Ей стало не только спокойно, но даже весело. Посольство поможет ей во всем. Это ясно! Она съездит в Париж на пробу. Ее возьмут сниматься. Она чувствует, что возьмут обязательно! Затем она уедет домой в Москву, к Алеше, к бабушке. Придет в училище… Всем обо всем расскажет! А потом – снова в Париж, на съемки. Это же счастье! И все это сделал Курт…

Нонна опять с благодарностью поглядела на него и протянула ему руку. Он несколько раз поцеловал ее чуть повыше драгоценной серебристой змейки.

Тетя Таня торжествовала: «Вот уж против этого девочка не устоит!

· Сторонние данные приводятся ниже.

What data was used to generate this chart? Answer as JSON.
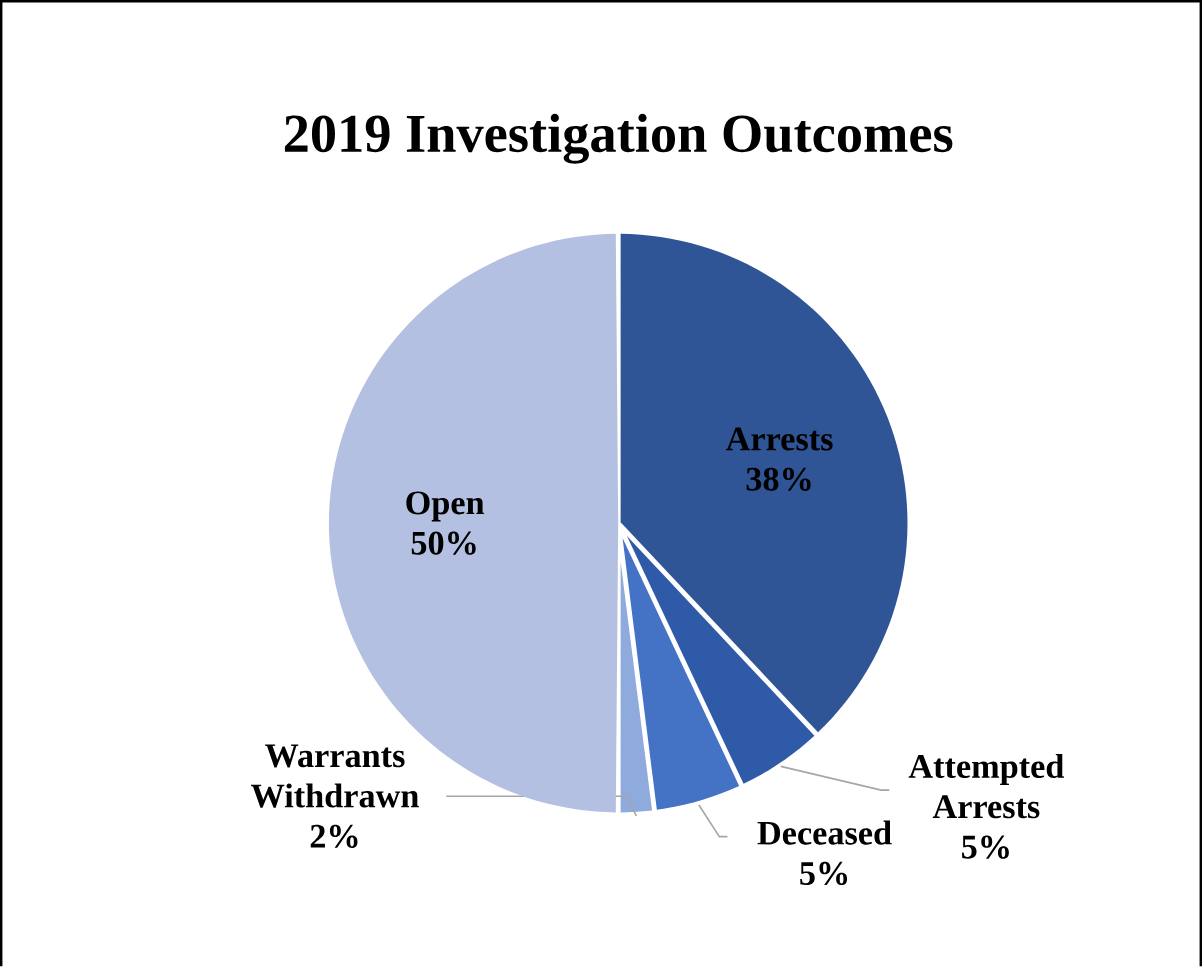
{
  "chart_data": {
    "type": "pie",
    "title": "2019 Investigation Outcomes",
    "categories": [
      "Arrests",
      "Attempted Arrests",
      "Deceased",
      "Warrants Withdrawn",
      "Open"
    ],
    "values": [
      38,
      5,
      5,
      2,
      50
    ],
    "value_labels": [
      "38%",
      "5%",
      "5%",
      "2%",
      "50%"
    ],
    "colors": [
      "#2f5597",
      "#2e5aa8",
      "#4472c4",
      "#8faadc",
      "#b4c0e1"
    ]
  }
}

А потом благодарность к Курту, может быть, переродится… в любовь. Так часто бывает…»

21

Курт и тетя Таня вновь пожертвовали ради Нонны своим рабочим днем. С утра все трое отправились в Дахау. По дороге заехали за Карлом.

Из окна машины Нонна с удивлением наблюдала, как спешащие на работу мюнхенцы, студенты, дети с ранцами за плечами останавливались и подолгу стояли на тротуарах перед пустой дорогой только потому, что на противоположной стороне изображение шагающего человека было красным.

– У нас бы не выдержали, побежали! – сказала Нонна.

– О! Это же немцы… Железная дисциплина, – ответила тетя Таня, поворачивая машину к улице, где находился знаменитый мюнхенский пивной бар.

Внезапно Курт схватился за руль. Нонна разобрала быстро произнесенные слова «Найн! Найн!» и залп еще каких-то фраз.

Тетя Таня стала разворачивать машину, и Нонна увидела, что здание пивного бара окружено полицией, а улица забита неспокойной толпой.

– Что там случилось? – спросила Нонна.

С таким же вопросом тетя Таня обратилась к Курту и, выслушав его, перевела Нонне:

– Пивной бар сняли неонацисты для своего собрания… Вокруг собрались противники, хотят помешать им. Ну, а полиция, как обычно, блюдет порядок…

Нонна никак не могла уяснить, что из себя представляют различные партии ФРГ, но понимала, что неонацисты – самая агрессивная, самая страшная партия, идущая по стопам фашистов. Она помнила, как однажды Курт сказал: «Если правительство даст возможность неонацистам укрепиться – они повернут ФРГ к гитлеровскому режиму».